O confronto (que também pode ser uma forma de diálogo), dizíamos, aparece a cada passo. E não é preciso estar sequer muito atento ou especificamente à sua procura (chega a ser divertido perceber como este mega-ajuntamento de imagens aproxima territórios fotográficos que estão nos antípodas). Ele está nas colecções institucionais, como na exposição do Centre Pompidou que mostra a última década de aquisições, da selfie dos anos 20 de Germaine Krull (1897-1985) ao trabalho sobre a cultura das selfies de Aneta Grzeszykowska (1974). Está na secção Prisma (criada no ano passado para grandes formatos e séries especiais), com as paisagens em assemblage coladas na parede do brasileiro Caio Reisewitz (1967) em frente às paisagens topográficas de lugares de espera de Anthony Hernandez (1947). Ou entre expositores, nas imagens performativas de Pieter Laurens Mol & Clare Strand, da galeria Parrota (Estugarda), e nas fotografias vintage de autores suíços documentando férias na alta montanha, da galeria Artef (Paris). Ou ainda dentro da mesma galeria (Templon, Paris), entre o universo esfusiante e kitsch dos retratos de Pierre et Gilles e as paisagens cinematográficas com pessoas à beira de um ataque de nervos de Gregory Crewdson, onde a melancolia e o tédio são uma constante.

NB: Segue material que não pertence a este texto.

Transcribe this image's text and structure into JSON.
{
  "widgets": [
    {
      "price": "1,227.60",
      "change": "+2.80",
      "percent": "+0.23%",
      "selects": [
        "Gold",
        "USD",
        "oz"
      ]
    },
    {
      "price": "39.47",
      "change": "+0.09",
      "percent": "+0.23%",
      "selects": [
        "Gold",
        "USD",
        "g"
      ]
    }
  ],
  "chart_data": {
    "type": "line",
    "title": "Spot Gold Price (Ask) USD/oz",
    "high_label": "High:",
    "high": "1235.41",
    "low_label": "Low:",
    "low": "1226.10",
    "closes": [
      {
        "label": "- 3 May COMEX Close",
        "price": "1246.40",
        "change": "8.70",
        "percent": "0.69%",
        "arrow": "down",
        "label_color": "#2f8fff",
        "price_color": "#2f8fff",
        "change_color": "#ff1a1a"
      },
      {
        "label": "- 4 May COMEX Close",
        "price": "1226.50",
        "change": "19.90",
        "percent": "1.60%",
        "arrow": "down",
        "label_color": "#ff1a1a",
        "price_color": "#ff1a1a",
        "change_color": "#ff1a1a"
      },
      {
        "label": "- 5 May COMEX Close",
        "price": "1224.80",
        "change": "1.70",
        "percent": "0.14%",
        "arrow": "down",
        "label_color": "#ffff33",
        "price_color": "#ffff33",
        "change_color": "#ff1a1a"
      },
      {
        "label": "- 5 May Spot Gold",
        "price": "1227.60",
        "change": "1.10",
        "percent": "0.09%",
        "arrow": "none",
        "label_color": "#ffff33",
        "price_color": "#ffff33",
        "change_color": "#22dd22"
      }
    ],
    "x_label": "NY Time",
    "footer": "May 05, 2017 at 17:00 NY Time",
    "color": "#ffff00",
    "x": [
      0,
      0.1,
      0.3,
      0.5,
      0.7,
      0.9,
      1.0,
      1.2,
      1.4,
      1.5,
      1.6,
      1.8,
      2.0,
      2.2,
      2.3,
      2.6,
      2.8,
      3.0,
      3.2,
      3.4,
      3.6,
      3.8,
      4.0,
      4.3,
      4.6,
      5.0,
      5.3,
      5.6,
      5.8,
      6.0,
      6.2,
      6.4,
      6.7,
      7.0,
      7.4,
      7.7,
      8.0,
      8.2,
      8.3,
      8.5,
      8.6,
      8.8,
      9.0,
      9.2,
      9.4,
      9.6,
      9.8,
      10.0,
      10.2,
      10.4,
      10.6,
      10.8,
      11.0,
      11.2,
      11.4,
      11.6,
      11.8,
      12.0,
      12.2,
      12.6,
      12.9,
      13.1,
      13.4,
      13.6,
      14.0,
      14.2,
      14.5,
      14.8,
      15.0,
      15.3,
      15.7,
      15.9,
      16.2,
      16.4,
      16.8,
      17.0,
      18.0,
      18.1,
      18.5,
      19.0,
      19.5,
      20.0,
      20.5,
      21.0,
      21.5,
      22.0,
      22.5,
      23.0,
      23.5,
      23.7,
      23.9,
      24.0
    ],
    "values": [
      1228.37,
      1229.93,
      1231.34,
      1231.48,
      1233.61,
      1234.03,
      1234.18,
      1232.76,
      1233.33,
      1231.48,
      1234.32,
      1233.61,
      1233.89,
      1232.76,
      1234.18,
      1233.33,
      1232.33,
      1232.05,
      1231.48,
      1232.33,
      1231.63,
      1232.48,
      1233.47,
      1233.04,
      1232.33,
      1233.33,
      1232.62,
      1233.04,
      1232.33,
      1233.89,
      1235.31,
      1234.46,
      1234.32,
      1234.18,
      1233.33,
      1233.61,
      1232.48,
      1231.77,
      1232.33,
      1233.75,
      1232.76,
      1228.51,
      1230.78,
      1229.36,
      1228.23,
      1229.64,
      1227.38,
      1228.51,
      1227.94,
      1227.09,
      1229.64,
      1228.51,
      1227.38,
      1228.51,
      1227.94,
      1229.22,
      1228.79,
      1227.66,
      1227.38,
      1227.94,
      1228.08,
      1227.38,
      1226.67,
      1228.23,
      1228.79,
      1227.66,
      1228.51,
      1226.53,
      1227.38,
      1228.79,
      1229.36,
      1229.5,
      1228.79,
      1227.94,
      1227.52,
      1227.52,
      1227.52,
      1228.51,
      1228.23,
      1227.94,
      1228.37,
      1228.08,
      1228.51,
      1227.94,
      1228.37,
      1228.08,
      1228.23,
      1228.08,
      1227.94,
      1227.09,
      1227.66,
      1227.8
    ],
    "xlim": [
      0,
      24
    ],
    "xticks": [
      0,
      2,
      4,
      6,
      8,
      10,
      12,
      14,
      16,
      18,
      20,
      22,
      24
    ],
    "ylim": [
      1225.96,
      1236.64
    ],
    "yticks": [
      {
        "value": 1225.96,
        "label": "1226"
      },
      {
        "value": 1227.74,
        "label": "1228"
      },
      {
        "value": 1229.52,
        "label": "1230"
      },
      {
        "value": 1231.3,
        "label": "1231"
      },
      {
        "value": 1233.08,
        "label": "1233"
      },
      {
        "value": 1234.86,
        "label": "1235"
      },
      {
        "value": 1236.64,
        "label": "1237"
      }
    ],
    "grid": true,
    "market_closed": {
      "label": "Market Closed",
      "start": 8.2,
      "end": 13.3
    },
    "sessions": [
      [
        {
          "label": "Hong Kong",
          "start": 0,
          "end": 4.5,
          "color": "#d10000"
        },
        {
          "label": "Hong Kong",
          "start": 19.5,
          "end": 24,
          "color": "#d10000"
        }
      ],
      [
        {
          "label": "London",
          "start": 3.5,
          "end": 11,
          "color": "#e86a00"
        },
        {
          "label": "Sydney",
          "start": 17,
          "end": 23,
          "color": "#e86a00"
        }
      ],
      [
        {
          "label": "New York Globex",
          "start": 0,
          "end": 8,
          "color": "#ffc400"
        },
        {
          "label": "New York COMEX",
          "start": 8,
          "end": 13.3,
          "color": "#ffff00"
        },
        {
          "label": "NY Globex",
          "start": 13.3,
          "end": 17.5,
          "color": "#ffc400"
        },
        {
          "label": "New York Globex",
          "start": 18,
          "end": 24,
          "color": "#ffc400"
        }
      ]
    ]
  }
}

Para além deste confronto (que tem tanto de inevitável como de saudável), a Paris Photo (que parece ter rejuvenescido com a mudança, em 2011, das “catacumbas” do Louvre para os mais luminosos espaços do Grand Palais) mostra-nos também como pôr obras do mesmo filão criativo em diálogo, como acontece na galeria Richard Saltoun (Londres) com The Line (1973), de Liliana Porter (1941), e com work 36, de Helena Almeida, cujo traço desenhado parece viajar das imagens de uma para as de outra.     

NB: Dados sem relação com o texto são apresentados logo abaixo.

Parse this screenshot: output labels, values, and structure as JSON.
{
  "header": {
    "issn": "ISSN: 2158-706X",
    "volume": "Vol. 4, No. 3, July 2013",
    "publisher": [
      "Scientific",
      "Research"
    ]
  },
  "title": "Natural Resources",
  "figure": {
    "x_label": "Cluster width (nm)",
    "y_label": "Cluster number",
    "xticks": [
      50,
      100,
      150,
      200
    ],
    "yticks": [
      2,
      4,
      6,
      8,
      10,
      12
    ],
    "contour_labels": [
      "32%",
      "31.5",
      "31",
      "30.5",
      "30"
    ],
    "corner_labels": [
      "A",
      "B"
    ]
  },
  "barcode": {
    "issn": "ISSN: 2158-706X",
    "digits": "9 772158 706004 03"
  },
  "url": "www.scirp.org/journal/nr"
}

Em comparação, em confronto ou em diálogo, é possível, a partir de um caldeirão de imagens como a Paris Photo, uma feira com ingredientes que tentam sobretudo satisfazer os apetites do mercado da arte, vislumbrar, pelo menos, o que é mais procurado no momento actual. Será só uma colherada de uma sopa com sabores mais vastos e complexos, mas que permite “provar” muitas das imagens a que alguém está disposto a atribuir algum tipo de valor. E isto já é mostrar alguma coisa.